Title: MHD Simulations of Radiation Pressure Dominated Accretion Disks

Speaker: James M. Stone (Princeton)  

Time & Place: Thursday, 3:00pm, September 25th, Lecture Hall, 3rd floor  

 

Abstract: For black holes accreting at anything more than a small fraction of the Eddington limit, the inner regions of the flow will be dominated by radiation rather than gas pressure. I will present results from a new study of the magnetohydrodynamics of accretion disks in this regime, using new numerical methods based on a formal solution of the radiation transfer equation using short characteristics, rather than the flux-limited diffusion approximation.  For gas pressure dominated disks, long-lived stable vertical structures in which turbulent heating is balanced by radiative cooling are observed.  However, when radiation pressure greatly exceeds gas pressure, we find the disk always undergoes a thermal runaway, either collapsing or expanding over several thermal times.  The physics of this runaway is quite different from the classical linear instability in radiation dominated alpha disks predicted by Shakura and Sunyaev. Saturation of the runaway will require global models of radiation pressure dominated accretion flows, and we discuss future work on this problem. 

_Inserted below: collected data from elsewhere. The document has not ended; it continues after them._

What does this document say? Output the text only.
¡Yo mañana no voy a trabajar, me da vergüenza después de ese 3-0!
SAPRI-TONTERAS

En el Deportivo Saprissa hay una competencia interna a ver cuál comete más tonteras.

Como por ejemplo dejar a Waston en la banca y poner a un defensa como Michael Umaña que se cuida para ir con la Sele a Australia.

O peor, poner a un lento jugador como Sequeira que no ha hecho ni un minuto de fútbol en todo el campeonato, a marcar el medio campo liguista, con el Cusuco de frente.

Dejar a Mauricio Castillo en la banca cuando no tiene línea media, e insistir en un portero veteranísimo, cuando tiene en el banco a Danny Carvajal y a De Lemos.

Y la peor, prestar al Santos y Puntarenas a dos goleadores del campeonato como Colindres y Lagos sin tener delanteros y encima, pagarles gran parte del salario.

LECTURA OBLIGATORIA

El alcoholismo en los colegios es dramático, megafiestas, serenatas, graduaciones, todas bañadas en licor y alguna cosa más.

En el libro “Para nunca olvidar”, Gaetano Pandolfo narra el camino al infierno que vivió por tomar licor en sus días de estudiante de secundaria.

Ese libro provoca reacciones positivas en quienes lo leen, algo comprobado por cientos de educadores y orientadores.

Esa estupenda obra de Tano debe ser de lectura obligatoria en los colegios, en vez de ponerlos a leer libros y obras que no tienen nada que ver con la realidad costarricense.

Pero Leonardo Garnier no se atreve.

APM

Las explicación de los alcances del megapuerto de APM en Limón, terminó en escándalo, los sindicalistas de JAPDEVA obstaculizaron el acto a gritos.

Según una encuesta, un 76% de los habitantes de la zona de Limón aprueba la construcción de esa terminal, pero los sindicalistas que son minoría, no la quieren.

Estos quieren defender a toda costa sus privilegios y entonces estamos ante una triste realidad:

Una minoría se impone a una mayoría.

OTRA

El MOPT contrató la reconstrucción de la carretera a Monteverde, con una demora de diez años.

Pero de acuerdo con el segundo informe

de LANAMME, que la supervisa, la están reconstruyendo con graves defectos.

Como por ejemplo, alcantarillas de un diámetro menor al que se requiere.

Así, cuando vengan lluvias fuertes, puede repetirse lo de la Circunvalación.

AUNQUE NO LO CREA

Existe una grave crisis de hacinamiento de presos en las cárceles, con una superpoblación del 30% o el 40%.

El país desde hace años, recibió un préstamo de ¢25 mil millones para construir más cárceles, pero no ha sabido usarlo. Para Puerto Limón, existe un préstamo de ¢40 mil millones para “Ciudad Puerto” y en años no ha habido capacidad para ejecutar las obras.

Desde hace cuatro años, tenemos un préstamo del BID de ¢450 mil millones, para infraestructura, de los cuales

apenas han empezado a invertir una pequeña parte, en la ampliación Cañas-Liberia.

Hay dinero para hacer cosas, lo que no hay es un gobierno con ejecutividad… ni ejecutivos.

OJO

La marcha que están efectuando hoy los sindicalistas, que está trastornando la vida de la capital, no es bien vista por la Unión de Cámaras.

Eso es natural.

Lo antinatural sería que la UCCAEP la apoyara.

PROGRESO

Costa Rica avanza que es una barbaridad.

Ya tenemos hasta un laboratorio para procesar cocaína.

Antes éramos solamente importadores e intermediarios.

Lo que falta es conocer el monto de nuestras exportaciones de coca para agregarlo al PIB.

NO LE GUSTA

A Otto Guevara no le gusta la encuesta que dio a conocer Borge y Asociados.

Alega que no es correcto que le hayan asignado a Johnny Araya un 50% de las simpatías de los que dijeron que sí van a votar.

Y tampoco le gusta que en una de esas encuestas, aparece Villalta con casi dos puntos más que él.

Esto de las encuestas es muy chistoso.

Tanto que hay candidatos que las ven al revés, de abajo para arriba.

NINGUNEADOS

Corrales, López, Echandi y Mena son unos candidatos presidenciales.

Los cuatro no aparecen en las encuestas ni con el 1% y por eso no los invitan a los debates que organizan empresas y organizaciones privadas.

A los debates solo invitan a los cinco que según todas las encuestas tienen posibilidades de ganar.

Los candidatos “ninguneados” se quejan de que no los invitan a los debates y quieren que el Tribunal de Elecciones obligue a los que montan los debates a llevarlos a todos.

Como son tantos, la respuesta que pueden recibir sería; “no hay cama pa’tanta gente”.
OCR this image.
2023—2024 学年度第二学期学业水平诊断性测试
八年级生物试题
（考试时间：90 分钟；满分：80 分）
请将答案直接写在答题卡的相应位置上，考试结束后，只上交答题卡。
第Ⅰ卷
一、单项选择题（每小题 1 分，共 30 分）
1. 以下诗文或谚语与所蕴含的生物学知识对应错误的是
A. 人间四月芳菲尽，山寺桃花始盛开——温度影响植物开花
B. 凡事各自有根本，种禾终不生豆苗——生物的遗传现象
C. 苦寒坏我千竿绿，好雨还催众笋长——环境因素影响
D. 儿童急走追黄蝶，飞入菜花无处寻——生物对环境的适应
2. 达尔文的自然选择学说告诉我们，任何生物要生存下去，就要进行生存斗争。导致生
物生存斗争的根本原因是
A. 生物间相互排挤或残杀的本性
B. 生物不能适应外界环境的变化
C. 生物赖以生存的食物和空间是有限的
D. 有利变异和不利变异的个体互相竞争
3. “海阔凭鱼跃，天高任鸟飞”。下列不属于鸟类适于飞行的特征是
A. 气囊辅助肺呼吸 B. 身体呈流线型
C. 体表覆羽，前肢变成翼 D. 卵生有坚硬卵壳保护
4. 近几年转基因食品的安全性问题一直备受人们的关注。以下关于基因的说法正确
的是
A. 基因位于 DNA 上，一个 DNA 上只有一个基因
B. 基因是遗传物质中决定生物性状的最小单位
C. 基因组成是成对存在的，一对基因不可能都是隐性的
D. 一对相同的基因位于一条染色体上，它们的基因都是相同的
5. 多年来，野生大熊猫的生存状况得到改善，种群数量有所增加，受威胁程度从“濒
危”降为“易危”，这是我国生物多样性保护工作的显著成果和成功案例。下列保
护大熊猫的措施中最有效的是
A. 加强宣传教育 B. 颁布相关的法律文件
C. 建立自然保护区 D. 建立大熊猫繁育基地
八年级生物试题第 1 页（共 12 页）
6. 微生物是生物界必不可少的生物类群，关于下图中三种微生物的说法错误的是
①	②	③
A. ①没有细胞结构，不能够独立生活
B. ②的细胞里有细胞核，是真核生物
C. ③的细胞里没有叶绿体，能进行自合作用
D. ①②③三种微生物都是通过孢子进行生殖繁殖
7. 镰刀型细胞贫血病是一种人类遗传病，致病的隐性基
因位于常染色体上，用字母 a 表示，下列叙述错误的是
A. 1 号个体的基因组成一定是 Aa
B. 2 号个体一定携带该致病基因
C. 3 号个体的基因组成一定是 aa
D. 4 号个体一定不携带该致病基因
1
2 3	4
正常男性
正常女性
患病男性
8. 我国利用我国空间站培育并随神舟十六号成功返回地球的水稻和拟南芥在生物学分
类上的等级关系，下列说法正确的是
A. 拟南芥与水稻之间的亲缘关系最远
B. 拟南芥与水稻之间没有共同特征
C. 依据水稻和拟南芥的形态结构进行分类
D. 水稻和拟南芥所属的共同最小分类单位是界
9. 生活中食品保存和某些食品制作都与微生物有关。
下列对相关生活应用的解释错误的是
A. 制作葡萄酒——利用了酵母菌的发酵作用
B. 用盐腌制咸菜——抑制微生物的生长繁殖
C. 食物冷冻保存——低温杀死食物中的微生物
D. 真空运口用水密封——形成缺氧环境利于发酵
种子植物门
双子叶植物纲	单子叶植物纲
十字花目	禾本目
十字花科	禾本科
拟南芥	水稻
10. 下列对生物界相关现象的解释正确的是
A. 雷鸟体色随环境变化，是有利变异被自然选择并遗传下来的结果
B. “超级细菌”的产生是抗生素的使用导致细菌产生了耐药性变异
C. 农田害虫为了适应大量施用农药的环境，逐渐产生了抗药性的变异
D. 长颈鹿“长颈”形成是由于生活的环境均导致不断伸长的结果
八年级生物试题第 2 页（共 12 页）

Biog: James Stone is a Professor in the Department of Astrophysical Sciences at Princeton University, with a joint appointment in the Program in Applied and Computational Mathematics (PACM). Stone's research interests are in the use of numerical methods to study nonlinear and multidimensional fluid dynamics in astrophysical systems, such as accretion flows onto black holes. Currently he is Director of the Princeton Institute for Computational Science and Engineering (PICSciE), which supports and provides training for high-performance computing systems on the Princeton campus.